The Brian Head Fire, pictured Friday, June 23, 2017. A Utah lawmaker aims to change state law to ensure people who start fires, intentionally or unintentionally, will pay.

The Brian Head Fire, pictured Friday, June 23, 2017. A Utah lawmaker aims to change state law to ensure people who start fires, intentionally or unintentionally, will pay. (Stuart Johnson, KSL TV)



SALT LAKE CITY — After the Brian Head fire torched 13 homes and an expanse of forest the size of Salt Lake City, authorities in southern Utah were intent on holding the cabin owner who sparked it to account.

Prosecutors charged him with reckless burning, a class A misdemeanor, but they ran into a problem.

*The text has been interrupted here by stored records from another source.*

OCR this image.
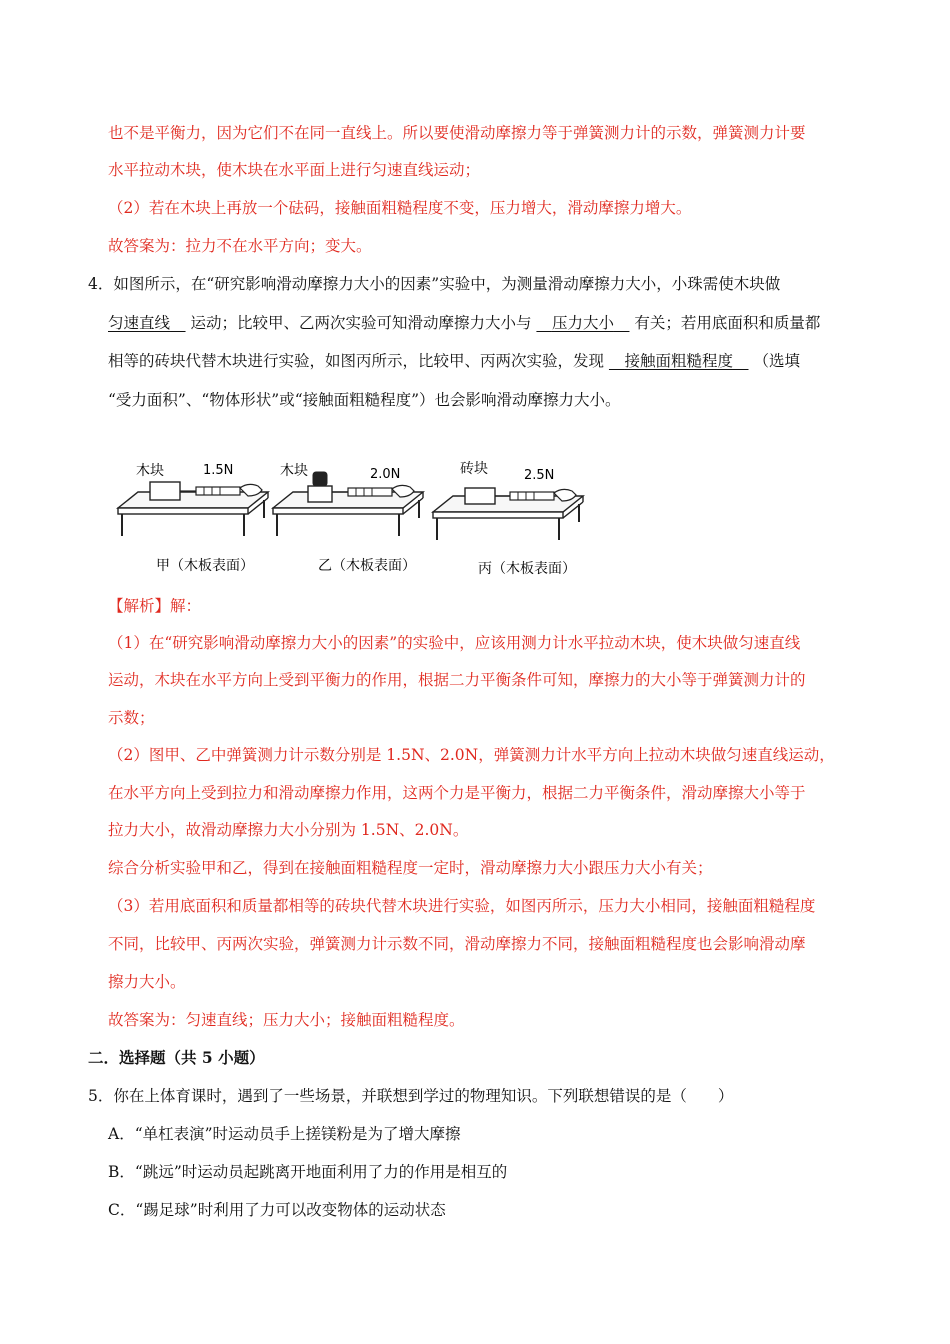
也不是平衡力，因为它们不在同一直线上。所以要使滑动摩擦力等于弹簧测力计的示数，弹簧测力计要
水平拉动木块，使木块在水平面上进行匀速直线运动；
（2）若在木块上再放一个砝码，接触面粗糙程度不变，压力增大，滑动摩擦力增大。
故答案为：拉力不在水平方向；变大。
4．如图所示，在“研究影响滑动摩擦力大小的因素”实验中，为测量滑动摩擦力大小，小珠需使木块做
匀速直线　 运动；比较甲、乙两次实验可知滑动摩擦力大小与 　 压力大小　 有关；若用底面积和质量都
相等的砖块代替木块进行实验，如图丙所示，比较甲、丙两次实验，发现 　 接触面粗糙程度　 （选填
“受力面积”、“物体形状”或“接触面粗糙程度”）也会影响滑动摩擦力大小。
木块	1.5N
甲（木板表面）
木块	2.0N
乙（木板表面）
砖块	2.5N
丙（木板表面）
【解析】解：
（1）在“研究影响滑动摩擦力大小的因素”的实验中，应该用测力计水平拉动木块，使木块做匀速直线
运动，木块在水平方向上受到平衡力的作用，根据二力平衡条件可知，摩擦力的大小等于弹簧测力计的
示数；
（2）图甲、乙中弹簧测力计示数分别是 1.5N、2.0N，弹簧测力计水平方向上拉动木块做匀速直线运动，
在水平方向上受到拉力和滑动摩擦力作用，这两个力是平衡力，根据二力平衡条件，滑动摩擦大小等于
拉力大小，故滑动摩擦力大小分别为 1.5N、2.0N。
综合分析实验甲和乙，得到在接触面粗糙程度一定时，滑动摩擦力大小跟压力大小有关；
（3）若用底面积和质量都相等的砖块代替木块进行实验，如图丙所示，压力大小相同，接触面粗糙程度
不同，比较甲、丙两次实验，弹簧测力计示数不同，滑动摩擦力不同，接触面粗糙程度也会影响滑动摩
擦力大小。
故答案为：匀速直线；压力大小；接触面粗糙程度。
二．选择题（共 5 小题）
5．你在上体育课时，遇到了一些场景，并联想到学过的物理知识。下列联想错误的是（　　）
A．“单杠表演”时运动员手上搓镁粉是为了增大摩擦
B．“跳远”时运动员起跳离开地面利用了力的作用是相互的
C．“踢足球”时利用了力可以改变物体的运动状态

A conviction would prevent the state from tapping into insurance money to cover costs of rebuilding homes and fighting the fire. Some companies, including the defendant's insurer, don't pony up for damage caused by reckless conduct.

"It prevents what is justice, and that is trying to make victims whole," said Iron County Attorney Chad Dotson, a prosecutor on the Brian Head case. The insurance issue tends to crop up in cases tied to big fires wherein a defendant doesn't have the cash to cover exorbitant costs, he said, so authorities must seek to recoup costs through the person's insurance.

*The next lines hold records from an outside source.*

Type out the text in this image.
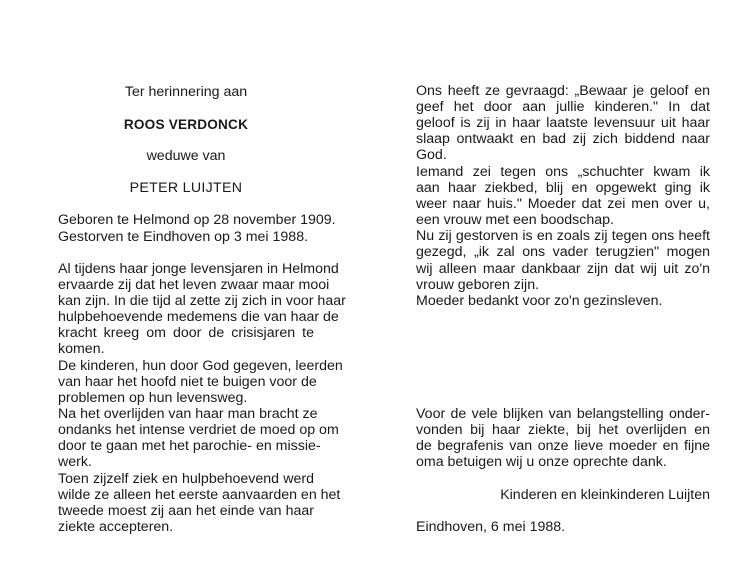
Ter herinnering aan
ROOS VERDONCK
weduwe van
PETER LUIJTEN
Geboren te Helmond op 28 november 1909.
Gestorven te Eindhoven op 3 mei 1988.
Al tijdens haar jonge levensjaren in Helmond
ervaarde zij dat het leven zwaar maar mooi
kan zijn. In die tijd al zette zij zich in voor haar
hulpbehoevende medemens die van haar de
kracht kreeg om door de crisisjaren te
komen.
De kinderen, hun door God gegeven, leerden
van haar het hoofd niet te buigen voor de
problemen op hun levensweg.
Na het overlijden van haar man bracht ze
ondanks het intense verdriet de moed op om
door te gaan met het parochie- en missie-
werk.
Toen zijzelf ziek en hulpbehoevend werd
wilde ze alleen het eerste aanvaarden en het
tweede moest zij aan het einde van haar
ziekte accepteren.
Ons heeft ze gevraagd: „Bewaar je geloof en
geef het door aan jullie kinderen." In dat
geloof is zij in haar laatste levensuur uit haar
slaap ontwaakt en bad zij zich biddend naar
God.
Iemand zei tegen ons „schuchter kwam ik
aan haar ziekbed, blij en opgewekt ging ik
weer naar huis." Moeder dat zei men over u,
een vrouw met een boodschap.
Nu zij gestorven is en zoals zij tegen ons heeft
gezegd, „ik zal ons vader terugzien" mogen
wij alleen maar dankbaar zijn dat wij uit zo'n
vrouw geboren zijn.
Moeder bedankt voor zo'n gezinsleven.
Voor de vele blijken van belangstelling onder-
vonden bij haar ziekte, bij het overlijden en
de begrafenis van onze lieve moeder en fijne
oma betuigen wij u onze oprechte dank.
Kinderen en kleinkinderen Luijten
Eindhoven, 6 mei 1988.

Now, a Utah lawmaker is exploring ways to close the gap so the state doesn't necessarily have to choose between a payout and pursuing a criminal conviction. No bill is filed or draft written, but Rep. Rex Shipp says he wants to make sure those who are careless in sparking fires will face stiff penalties.

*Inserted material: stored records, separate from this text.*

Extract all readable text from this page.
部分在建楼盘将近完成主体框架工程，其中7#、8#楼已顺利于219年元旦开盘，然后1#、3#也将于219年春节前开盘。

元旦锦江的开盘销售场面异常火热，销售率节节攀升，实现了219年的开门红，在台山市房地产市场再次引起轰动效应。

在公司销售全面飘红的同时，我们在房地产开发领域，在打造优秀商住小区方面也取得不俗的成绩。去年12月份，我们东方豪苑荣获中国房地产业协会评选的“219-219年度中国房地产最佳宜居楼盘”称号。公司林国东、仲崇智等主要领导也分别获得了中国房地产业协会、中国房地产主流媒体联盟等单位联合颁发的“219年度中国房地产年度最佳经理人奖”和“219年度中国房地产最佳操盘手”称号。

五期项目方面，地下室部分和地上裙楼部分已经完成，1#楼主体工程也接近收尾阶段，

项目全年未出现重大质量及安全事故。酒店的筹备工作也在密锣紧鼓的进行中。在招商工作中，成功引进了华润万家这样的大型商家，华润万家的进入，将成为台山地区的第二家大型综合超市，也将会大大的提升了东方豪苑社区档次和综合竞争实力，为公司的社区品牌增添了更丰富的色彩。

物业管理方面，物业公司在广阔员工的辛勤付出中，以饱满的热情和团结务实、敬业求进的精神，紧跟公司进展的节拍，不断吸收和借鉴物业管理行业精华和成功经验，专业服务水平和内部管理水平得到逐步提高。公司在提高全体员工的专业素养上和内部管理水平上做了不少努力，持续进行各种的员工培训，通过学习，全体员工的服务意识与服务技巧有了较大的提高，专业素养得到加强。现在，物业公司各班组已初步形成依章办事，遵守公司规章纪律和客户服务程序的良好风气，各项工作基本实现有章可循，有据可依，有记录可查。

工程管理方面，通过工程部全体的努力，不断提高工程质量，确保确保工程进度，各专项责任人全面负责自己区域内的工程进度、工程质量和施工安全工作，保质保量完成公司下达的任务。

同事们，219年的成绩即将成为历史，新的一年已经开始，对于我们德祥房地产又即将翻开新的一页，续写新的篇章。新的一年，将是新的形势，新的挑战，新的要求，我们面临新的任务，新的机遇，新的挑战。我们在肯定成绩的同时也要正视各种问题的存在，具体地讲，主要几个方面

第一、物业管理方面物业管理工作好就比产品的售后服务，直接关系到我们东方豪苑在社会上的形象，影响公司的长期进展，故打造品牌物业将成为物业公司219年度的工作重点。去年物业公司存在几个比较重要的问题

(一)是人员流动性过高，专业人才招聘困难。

"In my estimation, there needs to be enough of a penalty there that's going to keep people from doing that sort of thing," the Republican from Cedar City told KSL.com. "It's really dangerous out there, and people need to realize that they can't be doing something that's going to start a wildfire and burn up our forests."

Gov. Spencer Cox and local leaders around the state have pledged to make sure anyone who ignites a blaze will face consequences as the state remains tinder-dry. Shipp said he doesn't want the gap in the law to block such efforts in the future and plans to bring the proposal to the 2022 Legislature.

After Robert Ray Lyman used lighter fluid to burn a pile of brush around his home on June 17, 2017, the fire raged out of control and torched more than 100 square miles near the southern Utah resort town of Brian Head.

Prosecutors ultimately dropped the reckless burning count and Lyman pleaded no contest to burning without a permit, a class B misdemeanor. His plea was held in abeyance under the terms of a bargain with prosecutors, meaning it will be dismissed altogether if he adheres to conditions of his probation.

Defense attorney Andrew Deiss has said Lyman paid a high price as the subject of widespread scorn. As a retired basketball coach, court records show he's completed a year of probation and over 150 hours of community service by coaching at Snow Canyon High School in St. George.

But Dotson, the Iron County prosecutor, said the misdemeanor conviction doesn't reflect the damage and danger the blaze created in summer 2017.

Dotson is hopeful Utah lawmakers will throw their support behind a new offense of negligent burning that could range from a misdemeanor up to a felony — carrying the potential for prison time — depending on how far and how long a fire rages.

A conviction based on negligence, a lesser legal standard than recklessness, would allow the state to still recoup money from insurance, he said.

State fire investigator Jason Curry said the insurance problem doesn't crop up in every case but posed a similar issue in Wasatch County in recent years.

"It's just something that we have to look at case by case to make sure that we're doing our due diligence and doing our best to recover the taxpayer dollars that were spent," Curry said.

He noted that a person doesn't need to break the law when starting a fire in order for the state to seek suppression costs for small fires, whether the sparks are ignited due to a firework, poorly maintained axles or another issue. He noted the state has hired an extra attorney to do so.

"We're putting more time and effort into it this year than ever before," Curry said.